In December, the Supreme Court ruled that Family Court lacked jurisdiction to grant a divorce to two Providence women — Margaret R. Chambers and Cassandra B. Ormiston — who married in Fall River in 2004, shortly after Massachusetts became the first state to issue marriage licenses to same-sex couples.
Now, Chambers wants the high court to determine whether Superior Court, the state’s main trial court, can dissolve the marriage.
During a hearing yesterday, Superior Court Judge Patricia A. Hurst asked both sides to submit legal memos and she scheduled another hearing for June 12. “You have caught me off guard with a one-page motion with no supporting memoranda, no analysis,” Hurst told Chambers’ lawyer, Louis M. Pulner.
But the judge did make some initial comments about Pulner’s motion, which seeks to certify the jurisdictional question to the Supreme Court.
“Superior Court does not have jurisdiction over divorce proceedings, so the question is whether Superior Court has jurisdiction over proceedings that resolve marital rights without calling it a divorce proceeding,” Hurst said. “Does the court have jurisdiction over two people who want to resolve property interests? That happens every day.”
But Pulner said Chambers and Cassandra B. Ormiston already have a Superior Court case over property interests.
What they want is a divorce and he argued that Superior Court does have jurisdiction to grant them a divorce.

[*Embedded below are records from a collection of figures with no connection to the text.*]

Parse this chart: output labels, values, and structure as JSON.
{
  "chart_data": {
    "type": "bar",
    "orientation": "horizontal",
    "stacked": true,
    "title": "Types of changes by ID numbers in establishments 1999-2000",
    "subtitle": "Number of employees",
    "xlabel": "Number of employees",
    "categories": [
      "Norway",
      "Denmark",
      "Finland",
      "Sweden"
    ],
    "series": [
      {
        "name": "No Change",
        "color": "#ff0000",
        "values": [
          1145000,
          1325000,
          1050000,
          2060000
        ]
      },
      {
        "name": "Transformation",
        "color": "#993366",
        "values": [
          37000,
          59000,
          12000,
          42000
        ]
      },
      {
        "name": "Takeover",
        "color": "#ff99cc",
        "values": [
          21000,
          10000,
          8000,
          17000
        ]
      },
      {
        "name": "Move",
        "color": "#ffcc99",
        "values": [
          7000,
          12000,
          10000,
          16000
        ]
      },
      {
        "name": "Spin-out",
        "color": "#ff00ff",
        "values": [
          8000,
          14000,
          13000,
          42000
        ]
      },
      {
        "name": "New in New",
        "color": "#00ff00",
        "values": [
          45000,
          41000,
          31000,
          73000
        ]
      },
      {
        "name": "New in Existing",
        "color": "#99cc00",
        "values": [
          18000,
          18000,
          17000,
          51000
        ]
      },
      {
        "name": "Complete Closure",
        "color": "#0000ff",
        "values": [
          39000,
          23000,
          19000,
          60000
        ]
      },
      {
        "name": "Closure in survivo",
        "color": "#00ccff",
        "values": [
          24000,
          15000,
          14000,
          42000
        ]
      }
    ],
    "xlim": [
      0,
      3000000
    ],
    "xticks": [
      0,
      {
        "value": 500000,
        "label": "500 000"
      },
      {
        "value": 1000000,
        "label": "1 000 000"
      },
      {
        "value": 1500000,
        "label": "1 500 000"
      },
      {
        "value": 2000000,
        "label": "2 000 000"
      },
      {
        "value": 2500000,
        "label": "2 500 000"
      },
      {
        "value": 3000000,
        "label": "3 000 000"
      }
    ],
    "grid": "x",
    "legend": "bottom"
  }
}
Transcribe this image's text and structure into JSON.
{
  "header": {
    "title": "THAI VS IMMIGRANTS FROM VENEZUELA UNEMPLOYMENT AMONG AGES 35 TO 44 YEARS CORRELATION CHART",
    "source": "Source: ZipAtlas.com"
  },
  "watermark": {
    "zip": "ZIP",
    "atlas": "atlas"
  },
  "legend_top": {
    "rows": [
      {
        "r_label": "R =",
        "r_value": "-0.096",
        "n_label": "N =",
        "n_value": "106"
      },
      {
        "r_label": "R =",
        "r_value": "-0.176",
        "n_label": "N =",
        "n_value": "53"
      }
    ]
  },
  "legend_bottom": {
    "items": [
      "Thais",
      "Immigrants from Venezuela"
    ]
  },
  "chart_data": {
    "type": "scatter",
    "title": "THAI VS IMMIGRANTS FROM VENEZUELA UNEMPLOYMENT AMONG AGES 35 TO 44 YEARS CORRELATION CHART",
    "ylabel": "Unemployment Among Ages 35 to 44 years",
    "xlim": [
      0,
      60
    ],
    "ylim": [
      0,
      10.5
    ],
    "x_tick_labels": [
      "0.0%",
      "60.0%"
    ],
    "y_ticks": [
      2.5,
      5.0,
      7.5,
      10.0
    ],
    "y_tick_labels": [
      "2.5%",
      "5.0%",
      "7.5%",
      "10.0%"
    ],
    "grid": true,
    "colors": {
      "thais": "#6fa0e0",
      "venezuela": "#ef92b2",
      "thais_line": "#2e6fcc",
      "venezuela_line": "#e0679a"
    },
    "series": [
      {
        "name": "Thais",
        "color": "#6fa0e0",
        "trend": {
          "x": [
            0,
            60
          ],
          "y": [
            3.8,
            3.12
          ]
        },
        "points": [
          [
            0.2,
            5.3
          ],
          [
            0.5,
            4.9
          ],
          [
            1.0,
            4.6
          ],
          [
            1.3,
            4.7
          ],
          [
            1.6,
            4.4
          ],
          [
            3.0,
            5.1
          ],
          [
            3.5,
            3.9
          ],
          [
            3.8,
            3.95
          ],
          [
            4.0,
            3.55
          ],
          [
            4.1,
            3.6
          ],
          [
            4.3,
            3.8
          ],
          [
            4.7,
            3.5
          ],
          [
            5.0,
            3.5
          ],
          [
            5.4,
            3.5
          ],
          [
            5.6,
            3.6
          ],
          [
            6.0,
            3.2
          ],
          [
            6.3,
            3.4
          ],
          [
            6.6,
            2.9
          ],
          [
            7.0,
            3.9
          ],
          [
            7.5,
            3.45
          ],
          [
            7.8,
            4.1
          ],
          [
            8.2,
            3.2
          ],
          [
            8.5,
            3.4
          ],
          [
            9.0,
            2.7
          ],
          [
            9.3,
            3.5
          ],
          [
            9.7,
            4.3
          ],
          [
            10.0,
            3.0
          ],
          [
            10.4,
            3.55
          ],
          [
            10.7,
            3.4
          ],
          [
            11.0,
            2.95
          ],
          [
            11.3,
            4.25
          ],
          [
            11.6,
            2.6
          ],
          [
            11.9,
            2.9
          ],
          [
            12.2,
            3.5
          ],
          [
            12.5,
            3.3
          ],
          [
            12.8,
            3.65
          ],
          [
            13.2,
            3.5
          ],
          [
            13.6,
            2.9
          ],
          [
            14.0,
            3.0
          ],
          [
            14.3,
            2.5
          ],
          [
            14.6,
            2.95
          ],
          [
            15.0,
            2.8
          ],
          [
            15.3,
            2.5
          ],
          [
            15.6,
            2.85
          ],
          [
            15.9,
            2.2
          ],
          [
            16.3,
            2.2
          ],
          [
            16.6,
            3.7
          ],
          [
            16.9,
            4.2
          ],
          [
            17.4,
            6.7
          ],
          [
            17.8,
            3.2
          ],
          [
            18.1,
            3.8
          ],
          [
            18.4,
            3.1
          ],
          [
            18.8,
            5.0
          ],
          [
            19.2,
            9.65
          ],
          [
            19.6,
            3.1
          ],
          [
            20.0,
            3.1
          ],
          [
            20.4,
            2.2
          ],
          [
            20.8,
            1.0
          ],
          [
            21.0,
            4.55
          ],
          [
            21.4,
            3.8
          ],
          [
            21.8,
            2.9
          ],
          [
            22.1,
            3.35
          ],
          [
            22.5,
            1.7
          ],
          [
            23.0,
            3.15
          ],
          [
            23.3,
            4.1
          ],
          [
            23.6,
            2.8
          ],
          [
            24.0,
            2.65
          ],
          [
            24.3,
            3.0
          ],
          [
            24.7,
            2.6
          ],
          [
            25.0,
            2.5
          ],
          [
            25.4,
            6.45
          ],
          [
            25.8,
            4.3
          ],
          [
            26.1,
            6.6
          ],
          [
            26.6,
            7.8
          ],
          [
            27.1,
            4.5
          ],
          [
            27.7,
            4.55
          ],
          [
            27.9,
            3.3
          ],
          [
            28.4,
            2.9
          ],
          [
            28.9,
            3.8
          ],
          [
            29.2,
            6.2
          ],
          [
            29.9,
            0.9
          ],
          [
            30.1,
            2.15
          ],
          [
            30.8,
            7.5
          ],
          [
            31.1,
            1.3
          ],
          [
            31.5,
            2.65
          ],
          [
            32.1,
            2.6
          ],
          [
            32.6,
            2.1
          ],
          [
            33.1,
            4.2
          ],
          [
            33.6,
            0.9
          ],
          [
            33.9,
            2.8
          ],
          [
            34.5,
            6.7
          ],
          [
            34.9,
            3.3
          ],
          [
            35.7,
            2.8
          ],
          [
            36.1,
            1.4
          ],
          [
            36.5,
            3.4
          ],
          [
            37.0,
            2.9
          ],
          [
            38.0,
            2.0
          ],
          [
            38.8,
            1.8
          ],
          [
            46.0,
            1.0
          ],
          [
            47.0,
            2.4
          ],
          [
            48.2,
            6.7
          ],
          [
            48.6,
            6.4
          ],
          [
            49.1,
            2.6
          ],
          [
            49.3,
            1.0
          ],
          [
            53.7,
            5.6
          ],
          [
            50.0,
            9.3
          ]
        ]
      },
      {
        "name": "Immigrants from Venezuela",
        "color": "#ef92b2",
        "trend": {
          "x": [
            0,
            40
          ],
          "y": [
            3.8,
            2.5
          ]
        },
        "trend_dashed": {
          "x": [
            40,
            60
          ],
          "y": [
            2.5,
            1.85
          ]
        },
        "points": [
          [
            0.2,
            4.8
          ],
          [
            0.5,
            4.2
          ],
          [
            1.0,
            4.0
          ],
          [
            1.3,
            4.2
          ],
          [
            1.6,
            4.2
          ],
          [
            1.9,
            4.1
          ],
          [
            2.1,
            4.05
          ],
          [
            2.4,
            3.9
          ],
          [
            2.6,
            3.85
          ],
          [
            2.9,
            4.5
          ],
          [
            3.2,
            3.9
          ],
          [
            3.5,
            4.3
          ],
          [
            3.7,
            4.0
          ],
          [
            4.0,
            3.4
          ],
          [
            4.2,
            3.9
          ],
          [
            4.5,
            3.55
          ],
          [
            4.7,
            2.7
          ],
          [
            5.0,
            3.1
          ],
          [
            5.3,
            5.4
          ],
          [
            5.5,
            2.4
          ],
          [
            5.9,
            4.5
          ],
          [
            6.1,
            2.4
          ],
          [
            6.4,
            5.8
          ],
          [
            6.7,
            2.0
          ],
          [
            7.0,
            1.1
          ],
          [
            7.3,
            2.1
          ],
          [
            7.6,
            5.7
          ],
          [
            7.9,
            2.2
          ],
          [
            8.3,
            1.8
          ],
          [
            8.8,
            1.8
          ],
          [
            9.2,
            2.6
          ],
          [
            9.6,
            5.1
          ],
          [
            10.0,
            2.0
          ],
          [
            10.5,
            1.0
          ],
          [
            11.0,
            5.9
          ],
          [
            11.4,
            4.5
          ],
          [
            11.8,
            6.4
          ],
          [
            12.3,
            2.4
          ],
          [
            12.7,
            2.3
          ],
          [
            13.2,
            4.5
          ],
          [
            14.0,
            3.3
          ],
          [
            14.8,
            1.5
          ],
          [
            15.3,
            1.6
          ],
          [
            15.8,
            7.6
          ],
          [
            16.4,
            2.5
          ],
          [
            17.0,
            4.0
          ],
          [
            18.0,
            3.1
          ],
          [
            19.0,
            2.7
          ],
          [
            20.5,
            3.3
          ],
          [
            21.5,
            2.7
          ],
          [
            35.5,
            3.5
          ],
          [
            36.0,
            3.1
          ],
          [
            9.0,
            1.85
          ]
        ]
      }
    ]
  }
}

Hurst suggested Pulner’s jurisdictional question should be posed to the Superior Court before it’s posed to the Supreme Court. But Pulner said he wanted to avoid “going through the discovery process and wasting the time and assets of the parties” when the Supreme Court is probably going to end up determining the outcome anyway. “I think it’s a question that needs to be answered before the litigation ensues,” he said.
Pulner noted he made a similar argument before Family Court certified a question asking whether it had jurisdiction to grant the divorce. At the time, Pulner said he wanted to avoid having Family Court grant a divorce — only to have the Supreme Court rule, years later in another case, that Family Court lacked jurisdiction.

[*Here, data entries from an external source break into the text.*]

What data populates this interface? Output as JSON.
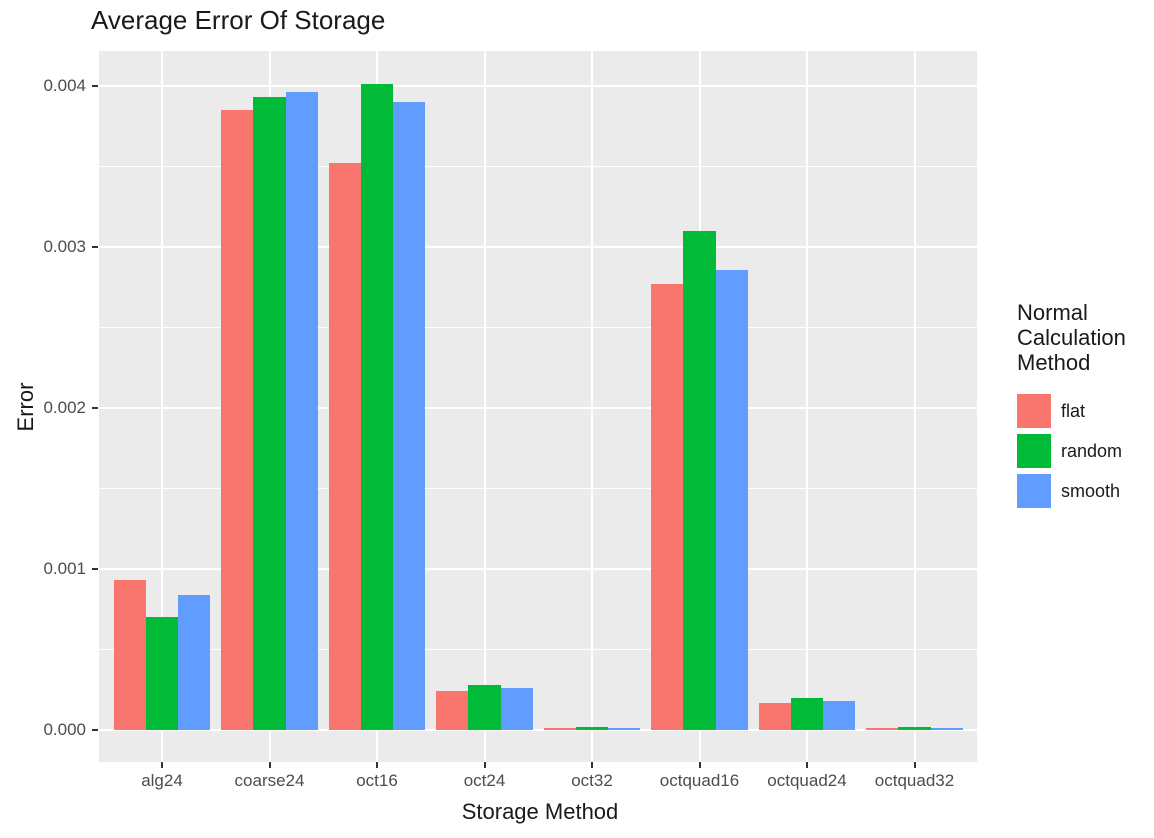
{
  "title": "Average Error Of Storage",
  "chart_data": {
    "type": "bar",
    "title": "Average Error Of Storage",
    "xlabel": "Storage Method",
    "ylabel": "Error",
    "categories": [
      "alg24",
      "coarse24",
      "oct16",
      "oct24",
      "oct32",
      "octquad16",
      "octquad24",
      "octquad32"
    ],
    "series": [
      {
        "name": "flat",
        "color": "#F8766D",
        "values": [
          0.00093,
          0.00385,
          0.00352,
          0.00024,
          1e-05,
          0.00277,
          0.00017,
          1e-05
        ]
      },
      {
        "name": "random",
        "color": "#00BA38",
        "values": [
          0.0007,
          0.00393,
          0.00401,
          0.00028,
          2e-05,
          0.0031,
          0.0002,
          2e-05
        ]
      },
      {
        "name": "smooth",
        "color": "#619CFF",
        "values": [
          0.00084,
          0.00396,
          0.0039,
          0.00026,
          1e-05,
          0.00286,
          0.00018,
          1.5e-05
        ]
      }
    ],
    "yticks": [
      0,
      0.001,
      0.002,
      0.003,
      0.004
    ],
    "ytick_labels": [
      "0.000",
      "0.001",
      "0.002",
      "0.003",
      "0.004"
    ],
    "yminor": [
      0.0005,
      0.0015,
      0.0025,
      0.0035
    ],
    "ylim": [
      0,
      0.0042
    ],
    "grid": "white major and minor horizontal lines, white vertical lines at category centers, on gray panel",
    "legend_position": "right"
  },
  "legend": {
    "title": "Normal Calculation Method",
    "title_lines": [
      "Normal",
      "Calculation",
      "Method"
    ]
  },
  "colors": {
    "panel_background": "#EBEBEB",
    "gridline": "#FFFFFF",
    "axis_text": "#4D4D4D",
    "tick_mark": "#333333",
    "title_text": "#1a1a1a"
  }
}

Pulner now wants to pose this question to the Supreme Court: “May the Superior Court properly recognize, for the purpose of entertaining a divorce petition, the marriage of two persons of the same sex who were purportedly married in another state?”

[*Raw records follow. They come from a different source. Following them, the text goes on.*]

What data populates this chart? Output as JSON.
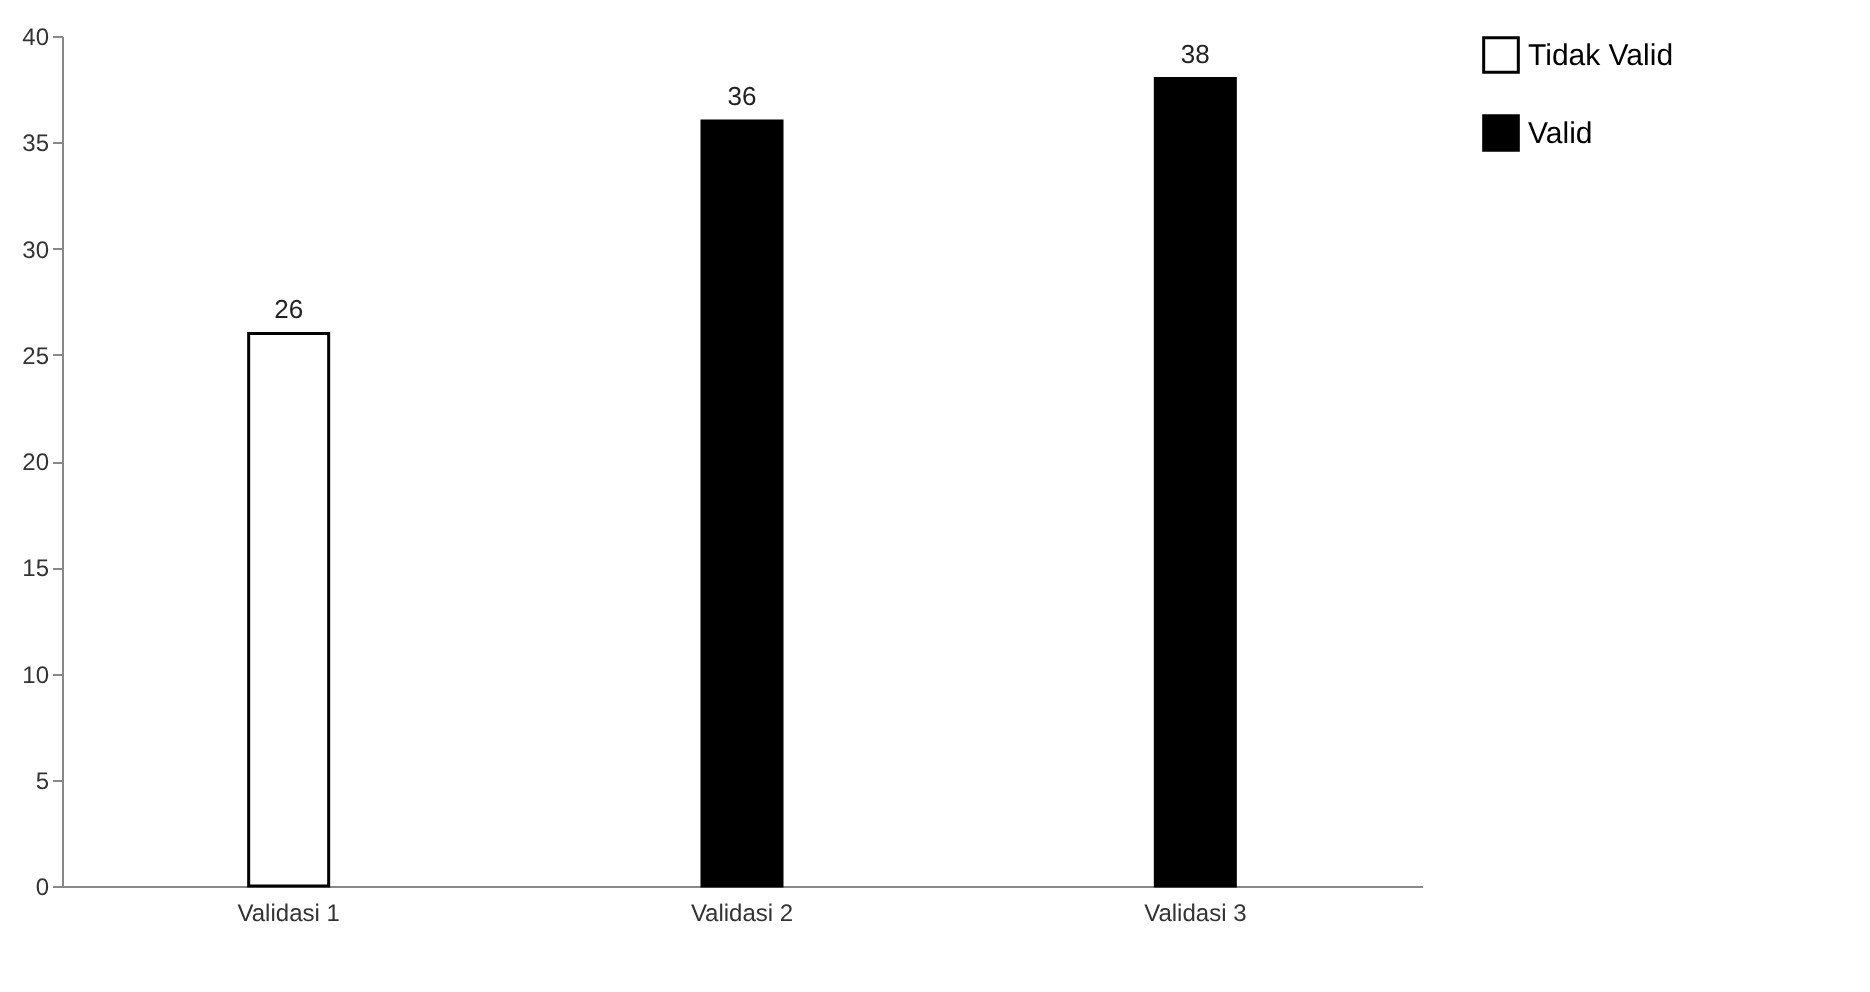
{
  "chart_data": {
    "type": "bar",
    "categories": [
      "Validasi 1",
      "Validasi 2",
      "Validasi 3"
    ],
    "series": [
      {
        "name": "Tidak Valid",
        "color": "#ffffff",
        "values": [
          26,
          null,
          null
        ]
      },
      {
        "name": "Valid",
        "color": "#000000",
        "values": [
          null,
          36,
          38
        ]
      }
    ],
    "ylim": [
      0,
      40
    ],
    "yticks": [
      0,
      5,
      10,
      15,
      20,
      25,
      30,
      35,
      40
    ],
    "grid": false,
    "legend": "right",
    "data_labels": true
  }
}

Hurst said, “I think I’d frame it a bit differently.”
But the question is almost identical to the prior question; the only difference is that the words “Family Court” have been replaced with “Superior Court.” And Pulner said the prior question “was framed in that manner at the direction and specific request of the Supreme Court.”
[...]
But Ormiston said she doubts the couple will be allowed to divorce in Rhode Island. “When I started out, I was optimistic,” she said. “But now I’d be naïve to believe any court — Family Court, Superior Court or the Supreme Court — will recognize my valid marriage contract” for the purpose of granting a divorce.
Ormiston said her request for a divorce should not be viewed as an exception to a rule. “I am not an exception. I am a citizen who is being discriminated against by the courts,” she said. “A bigamist can get divorced. A criminal can get divorced. But this good citizen — who pays her taxes, votes and is a good neighbor — has no access to justice in the courts of Rhode Island.”